Those words above could also apply to Jeff Hardy. I was never as big a fan of the Hardy Boys as I was of Lita, but there is still a lot of nostalgia and affection for Matt and Jeff than I’d care to admit. Their style of wrestling paved the way for so many people I love now, it’s hard to not have respect for them. Even if you don’t agree with his life choices I can’t imagine anyone not feeling a little bit uncomfortable watching him in TNA, knowing the demons he may still be battling outside of the ring.

I can’t say the same about Bully Ray. The man has become everything I absolutely despise about pro wrestling. He's sexist, unnecessarily violent, talks a lot about how he’s a “real man” and “hardcore,” and pushes the idea that in order to get over you have to do a bunch of crazy table bumps and blade and run through flaming barbed wire and whatever else. He talks about how much he loves real wrestling and for having been at TNA for so long it’s clear that he may not be the biggest fan of WWE and what Vince McMahon did to ECW, but when asked if he would go back to WWE if asked he outright states he’d run back like a tail between his legs and buries the company he works for now, that has given him a new name and a new audience who cheers for him. He is the man who pushes these other two to dangerous levels, but has become less than willing to do the same. Instead he preaches violence against women because one had the temerity to stand up to him and beat him at his own game.

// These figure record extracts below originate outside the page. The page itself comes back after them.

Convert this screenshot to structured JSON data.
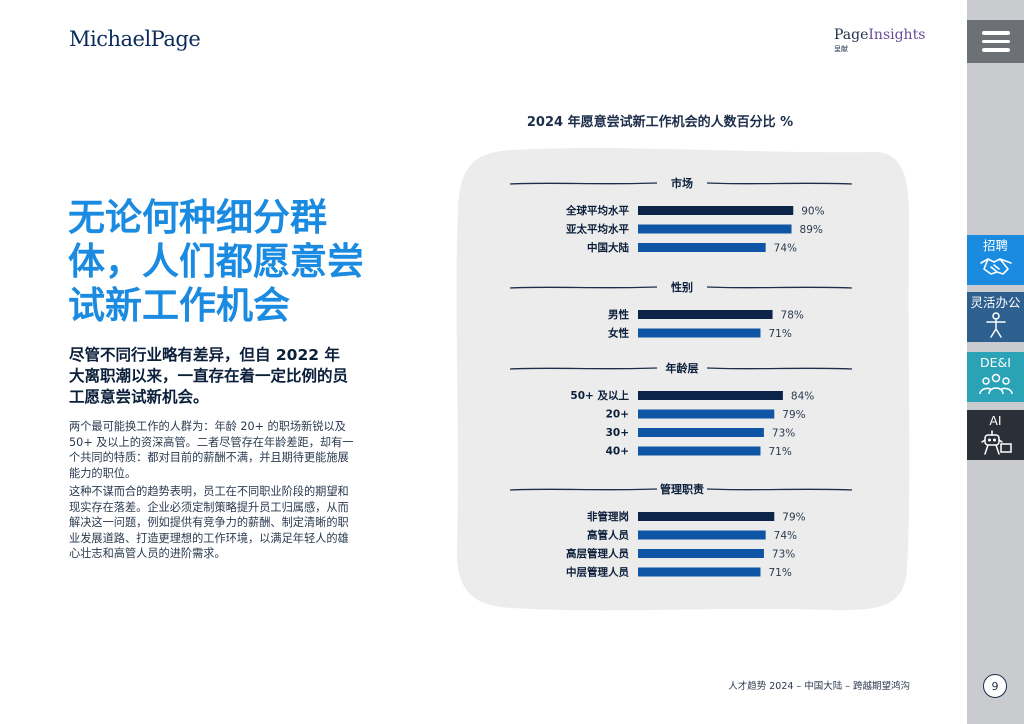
{
  "header": {
    "logo_left": "MichaelPage",
    "logo_right_page": "Page",
    "logo_right_insights": "Insights",
    "logo_right_sub": "呈献"
  },
  "main": {
    "headline": "无论何种细分群体，人们都愿意尝试新工作机会",
    "subhead": "尽管不同行业略有差异，但自 2022 年大离职潮以来，一直存在着一定比例的员工愿意尝试新机会。",
    "paragraph1": "两个最可能换工作的人群为：年龄 20+ 的职场新锐以及 50+ 及以上的资深高管。二者尽管存在年龄差距，却有一个共同的特质：都对目前的薪酬不满，并且期待更能施展能力的职位。",
    "paragraph2": "这种不谋而合的趋势表明，员工在不同职业阶段的期望和现实存在落差。企业必须定制策略提升员工归属感，从而解决这一问题，例如提供有竞争力的薪酬、制定清晰的职业发展道路、打造更理想的工作环境，以满足年轻人的雄心壮志和高管人员的进阶需求。"
  },
  "chart_data": {
    "type": "bar",
    "orientation": "horizontal",
    "title": "2024 年愿意尝试新工作机会的人数百分比 %",
    "value_suffix": "%",
    "groups": [
      {
        "name": "市场",
        "categories": [
          "全球平均水平",
          "亚太平均水平",
          "中国大陆"
        ],
        "values": [
          90,
          89,
          74
        ],
        "colors": [
          "#0b2447",
          "#0e55a6",
          "#0e55a6"
        ]
      },
      {
        "name": "性别",
        "categories": [
          "男性",
          "女性"
        ],
        "values": [
          78,
          71
        ],
        "colors": [
          "#0b2447",
          "#0e55a6"
        ]
      },
      {
        "name": "年龄层",
        "categories": [
          "50+ 及以上",
          "20+",
          "30+",
          "40+"
        ],
        "values": [
          84,
          79,
          73,
          71
        ],
        "colors": [
          "#0b2447",
          "#0e55a6",
          "#0e55a6",
          "#0e55a6"
        ]
      },
      {
        "name": "管理职责",
        "categories": [
          "非管理岗",
          "高管人员",
          "高层管理人员",
          "中层管理人员"
        ],
        "values": [
          79,
          74,
          73,
          71
        ],
        "colors": [
          "#0b2447",
          "#0e55a6",
          "#0e55a6",
          "#0e55a6"
        ]
      }
    ]
  },
  "footer": {
    "text": "人才趋势 2024 – 中国大陆 – 跨越期望鸿沟"
  },
  "sidebar": {
    "menu_icon": "hamburger-icon",
    "tabs": [
      {
        "label": "招聘",
        "icon": "handshake-icon",
        "color": "#1a8be0"
      },
      {
        "label": "灵活办公",
        "icon": "person-icon",
        "color": "#2d5f8f"
      },
      {
        "label": "DE&I",
        "icon": "group-icon",
        "color": "#2aa3b6"
      },
      {
        "label": "AI",
        "icon": "robot-icon",
        "color": "#2b3038"
      }
    ],
    "page_number": "9"
  }
}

These three men’s stories haven’t yet become intertwined, but things have come to a head this past week making the parallels among them important to note. Angle has wrested control of TNA away from MVP and Dixie Carter, because no one can run a wrestling company like a crazy white man. Angle’s return as the Director Of Wrestling Operations promises some “big changes” for TNA, a “reboot” of sorts, bringing things back to when they were “good”. Hardy is still stuck in his Willow persona but a reckoning is upon us. Matt Hardy is returning and things cannot and will not stay as they are. And Bully Ray has enlisted the help of his buddy Tommy Dreamer to continue to threaten to put Carter through a table. ECW is gone and never coming back, absorbed forever by that New York promotion. Even the TNA of old is dead. We’re left with a roster full of aging wrestlers grasping at past glory and young wrestlers who will never get over with guys who really don’t even want to be there taking up spots.

The idea of legacy and nostalgia has become the crux of TNA ever since the beginning, every since they built a roster out of ex-WCW and WWE guys mixed in with young up-and-coming indie guys. Now they’ve reached the point where almost everyone who is with the company now has been with it for more than 3 years, and even the newcomers have ties to other legacies. Sanada is chastised for his ties to The Great Muta and whether he can live up to it, The Beautiful People are here to remember past glories, and even the newest stable The Menagerie is only here to get enough money to bring the “family business” back from the brink.

TNA’s legacy has become poison, a place you don’t come back from, where my favorite wrestler in the world has spent almost as much time doing moonsaults off of cages for near empty backlot soundstages as he has playing Madison Square Garden. Instead of reaching back into wrestling past, a past it had no hand in creating, TNA desperately needs to focus on creating something new, with new wrestlers. They need to become a place where legends meet their end metaphorically, not literally.